La besó en la frente.

—Guárdala en algún lugar seguro.

Elsa levantó la caja y se dirigió hacia la puerta. Su padre la acompañó hasta el pasillo, siguiéndola con la mirada.

—Así lo haré —prometió.

Su padre esbozó una sonrisa y sin más retornó a su trabajo en la biblioteca.

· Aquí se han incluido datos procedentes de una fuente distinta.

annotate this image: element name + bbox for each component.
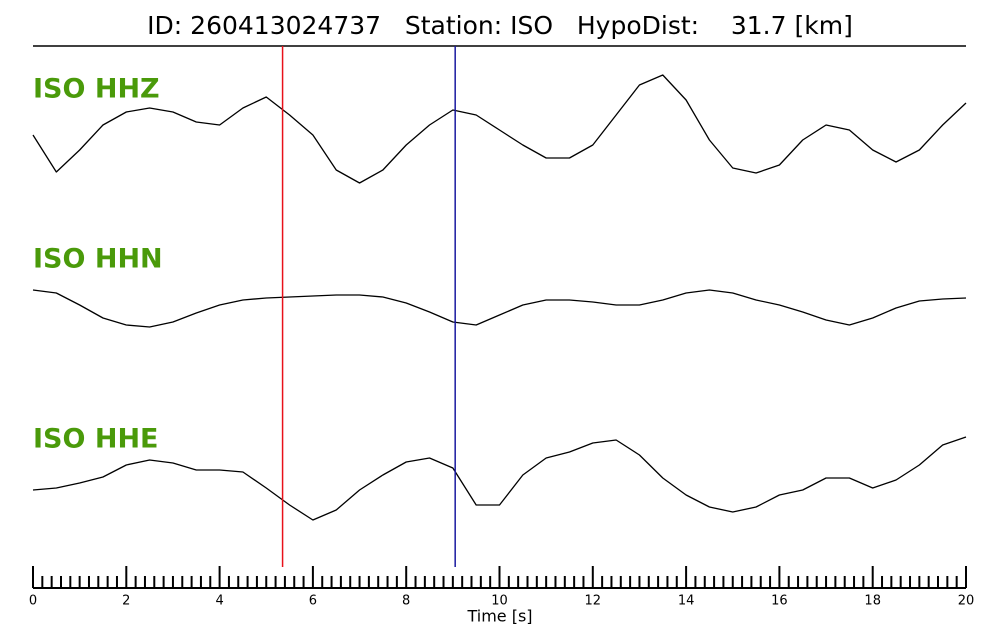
trace-label: ISO HHN xyxy=(33,244,163,275)
x-tick-label: 12 xyxy=(585,594,602,609)
x-tick-label: 8 xyxy=(402,594,410,609)
waveform xyxy=(32,436,967,521)
waveform xyxy=(32,74,967,184)
x-tick-label: 16 xyxy=(771,594,788,609)
x-tick-label: 20 xyxy=(958,594,975,609)
x-tick-label: 6 xyxy=(309,594,317,609)
trace-label: ISO HHE xyxy=(33,424,158,455)
trace-label: ISO HHZ xyxy=(33,74,160,105)
x-tick-label: 0 xyxy=(29,594,37,609)
chart-title: ID: 260413024737 Station: ISO HypoDist: … xyxy=(147,11,853,40)
x-tick-label: 4 xyxy=(215,594,223,609)
x-tick-label: 14 xyxy=(678,594,695,609)
x-tick-label: 18 xyxy=(864,594,881,609)
x-tick-label: 2 xyxy=(122,594,130,609)
x-tick-label: 10 xyxy=(491,594,508,609)
x-axis-label: Time [s] xyxy=(466,607,532,626)
waveform xyxy=(32,289,967,328)
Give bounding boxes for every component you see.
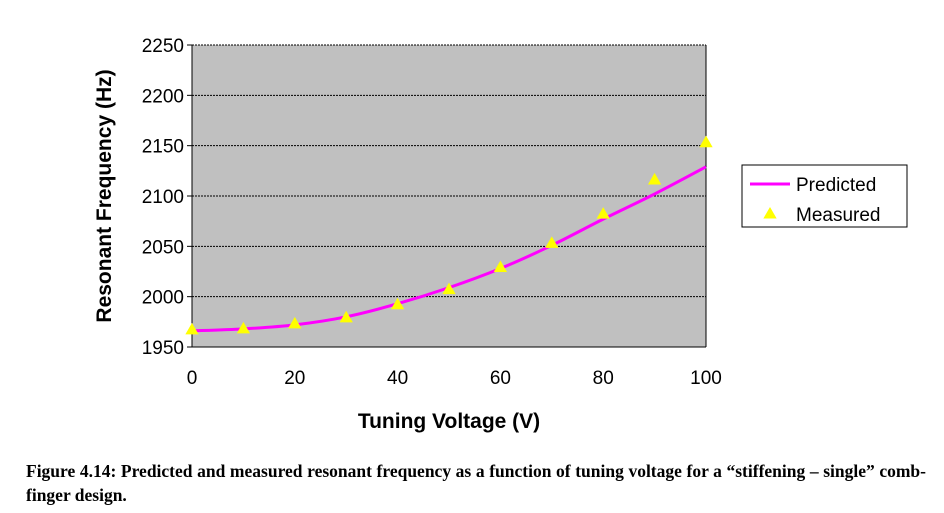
y-tick-label: 2200 bbox=[142, 86, 184, 107]
data-point-measured bbox=[647, 172, 662, 185]
x-axis-title: Tuning Voltage (V) bbox=[358, 410, 540, 433]
data-point-measured bbox=[442, 282, 456, 295]
x-tick-label: 100 bbox=[690, 368, 722, 389]
y-tick-label: 2100 bbox=[142, 187, 184, 208]
y-axis-title: Resonant Frequency (Hz) bbox=[93, 69, 116, 322]
chart: 1950 2000 2050 2100 2150 2200 2250 0 20 40 60 80 10… bbox=[93, 36, 908, 433]
y-tick-label: 2000 bbox=[142, 288, 184, 309]
legend-label: Predicted bbox=[796, 175, 876, 196]
legend-swatch-measured bbox=[763, 207, 777, 219]
y-tick-label: 2150 bbox=[142, 137, 184, 158]
data-point-measured bbox=[185, 322, 199, 335]
data-point-measured bbox=[236, 321, 251, 334]
x-tick-label: 0 bbox=[187, 368, 198, 389]
data-point-measured bbox=[699, 135, 713, 148]
data-point-measured bbox=[390, 297, 405, 310]
y-tick-label: 1950 bbox=[142, 338, 184, 359]
data-point-measured bbox=[288, 316, 302, 329]
figure-caption: Figure 4.14: Predicted and measured reso… bbox=[26, 461, 926, 505]
legend: Predicted Measured bbox=[741, 164, 908, 228]
y-tick-label: 2250 bbox=[142, 36, 184, 57]
x-tick-label: 80 bbox=[593, 368, 614, 389]
series-layer bbox=[185, 135, 713, 335]
x-tick-label: 60 bbox=[490, 368, 511, 389]
x-tick-label: 40 bbox=[387, 368, 408, 389]
x-tick-label: 20 bbox=[284, 368, 305, 389]
y-axis-ticks: 1950 2000 2050 2100 2150 2200 2250 bbox=[142, 36, 192, 359]
gridlines bbox=[192, 44, 706, 298]
x-axis-ticks: 0 20 40 60 80 100 bbox=[187, 368, 722, 389]
legend-label: Measured bbox=[796, 205, 881, 226]
y-tick-label: 2050 bbox=[142, 237, 184, 258]
data-point-measured bbox=[545, 236, 559, 248]
data-point-measured bbox=[596, 207, 610, 219]
data-point-measured bbox=[493, 260, 508, 273]
data-point-measured bbox=[339, 310, 353, 323]
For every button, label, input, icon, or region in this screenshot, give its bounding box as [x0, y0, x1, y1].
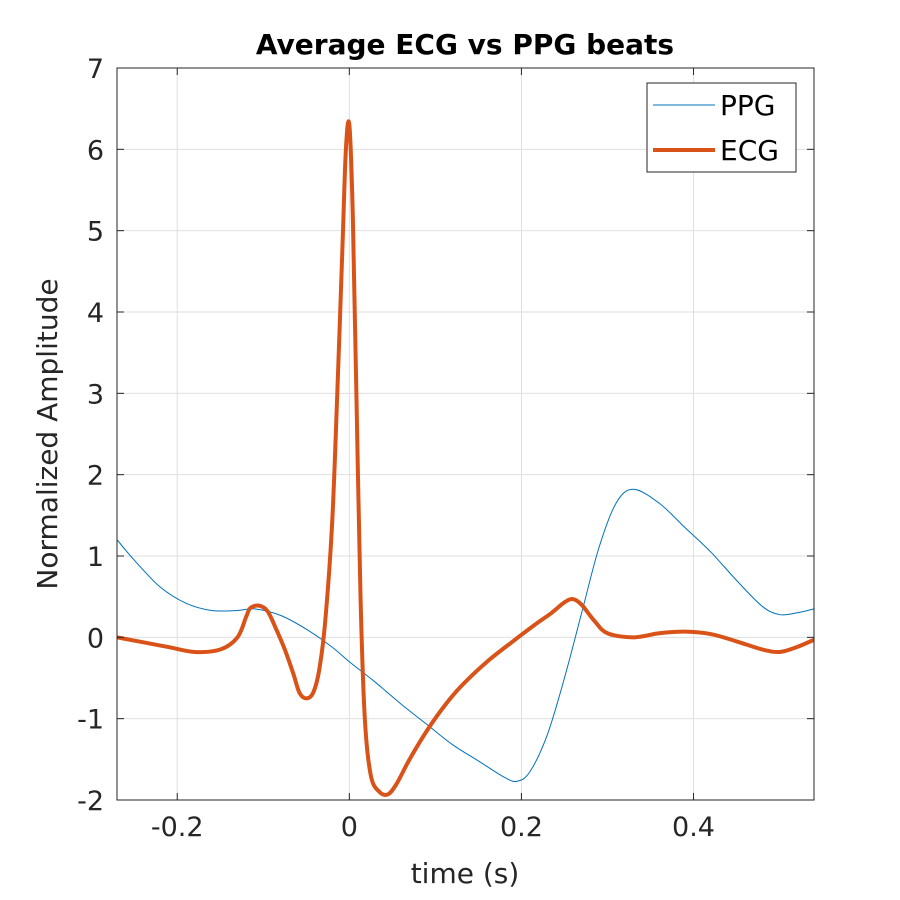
y-tick-label: 2 [87, 461, 104, 492]
y-tick-label: -1 [77, 705, 104, 736]
x-tick-label: 0.4 [672, 812, 715, 843]
axes-frame [116, 67, 815, 801]
y-tick-label: 3 [87, 379, 104, 410]
chart-title: Average ECG vs PPG beats [256, 28, 674, 61]
y-tick-label: 4 [87, 298, 104, 329]
x-tick-label: 0.2 [500, 812, 543, 843]
grid [117, 67, 814, 801]
y-axis-label: Normalized Amplitude [31, 278, 64, 589]
y-tick-label: 0 [87, 623, 104, 654]
x-tick-label: -0.2 [151, 812, 204, 843]
legend-box [646, 82, 797, 173]
x-tick-label: 0 [341, 812, 358, 843]
series-line-ppg [117, 488, 814, 783]
y-tick-label: -2 [77, 786, 104, 817]
axis-ticks: -0.2 0 0.2 0.4 -2 -1 0 1 2 3 4 5 6 7 [77, 54, 814, 843]
legend: PPG ECG [646, 82, 797, 173]
y-tick-label: 6 [87, 135, 104, 166]
series-line-ecg [117, 119, 814, 797]
x-axis-label: time (s) [411, 857, 520, 890]
y-tick-label: 1 [87, 542, 104, 573]
legend-label-ppg: PPG [720, 89, 775, 122]
y-tick-label: 5 [87, 217, 104, 248]
plot-area-series [117, 119, 814, 797]
y-tick-label: 7 [87, 54, 104, 85]
legend-label-ecg: ECG [720, 134, 779, 167]
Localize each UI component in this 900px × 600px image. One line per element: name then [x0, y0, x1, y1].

Elsa regresó a su habitación arropando el arca entre los brazos. El aire era templado y, mientras que apenas una ligera brisa entraba a través de las ventanas abiertas, los sonidos provenientes del pueblo se colaban libremente hacia el interior. Elsa se quedó cerca de una ventana próxima con la mirada fija en el mundo que había más allá de los muros y del patio del castillo. El pueblo rebosaba de vida y de gente. Los caballos y los carruajes iban y venían. La fuente que lucía su escultura próxima a las puertas del castillo expulsaba agua hacia arriba como un géiser. Los niños chapoteaban en sus aguas totalmente vestidos, intentando mantenerse frescos. Desde su ventana observó a una madre sacando a su hijo de la fuente y regañándolo con firmeza. Al chico parecía que no le importaba, a pesar de la reprimenda, parecía estar pasándoselo muy bien.

¿Cuándo había sido la última vez que ella había hecho eso?, se preguntó

Deseó que esa tarde su madre estuviera allí, acompañándola para tomar el té con ella. Era una pena estar sola en el castillo en una tarde de verano tan agradable. ¿Dónde estaba su madre en un día tan espectacular como ese? ¿Por qué no le había dejado acompañarla?

—¿Necesitáis algo, princesa Elsa? —preguntó Gerda—. ¿Agua, quizá? ¡Hace tanto calor hoy!

Al igual que Kai, Gerda llevaba allí desde antes de que Elsa naciera. Siempre se aseguraba de que estuviera bien cuidada. En ese momento, llevaba una bandeja con copas de agua fría. Elsa se imaginó que serían para su padre y el duque.

—Gracias, Gerda. Estoy bien —dijo Elsa.

Gerda se apresuró a continuar.

—De acuerdo. Mientras os mantengáis fresca. ¡No quiero que os dé un golpe de calor!

Elsa continuó su camino, abrazando su caja con más fuerza aún. Tenía que encontrar algo que hacer para entretenerse y que el tiempo pasara hasta que volviera su madre. Posiblemente Gerda tuviera razón: tenía que mantenerse fresca. Podía ir a dar un paseo por el patio. O quizá ponerse a leer un rato. Su padre le había dado algunos libros que explicaban los acuerdos que Arendelle tenía firmados con otros reinos para que los hojeara.

Sabía que quería que se familiarizara con algunos aspectos del reinado, de cara al futuro, pero, por el momento, leer sobre las relaciones con otros reinos no le parecía nada entretenido. Elsa abrió las puertas de su habitación y se dirigió directamente al escritorio de su niñez, depositó el arca sobre él y se quedó mirándola un momento. Al lado del resto de sus cosas parecía fuera de lugar.

A lo mejor una caja tan sagrada no debía estar al descubierto. Qué documentos importantes tendría que guardar en ella, qué tipo de correspondencia, se preguntó. Pero no, por ahora no, aún no era reina. La caja no era necesaria todavía y esperaba que no lo fuera en mucho tiempo. La acercó a su baúl del ajuar mientras acariciaba la letra «E» pintada a mano en la tapa y la depositó cuidadosamente en el interior cubriéndola con una colcha que su madre le había hecho cuando aún era un bebé. Después cerró la tapa. A continuación, cogió un libro de su mesita de noche, lo que la hizo olvidarse casi por completo del arca.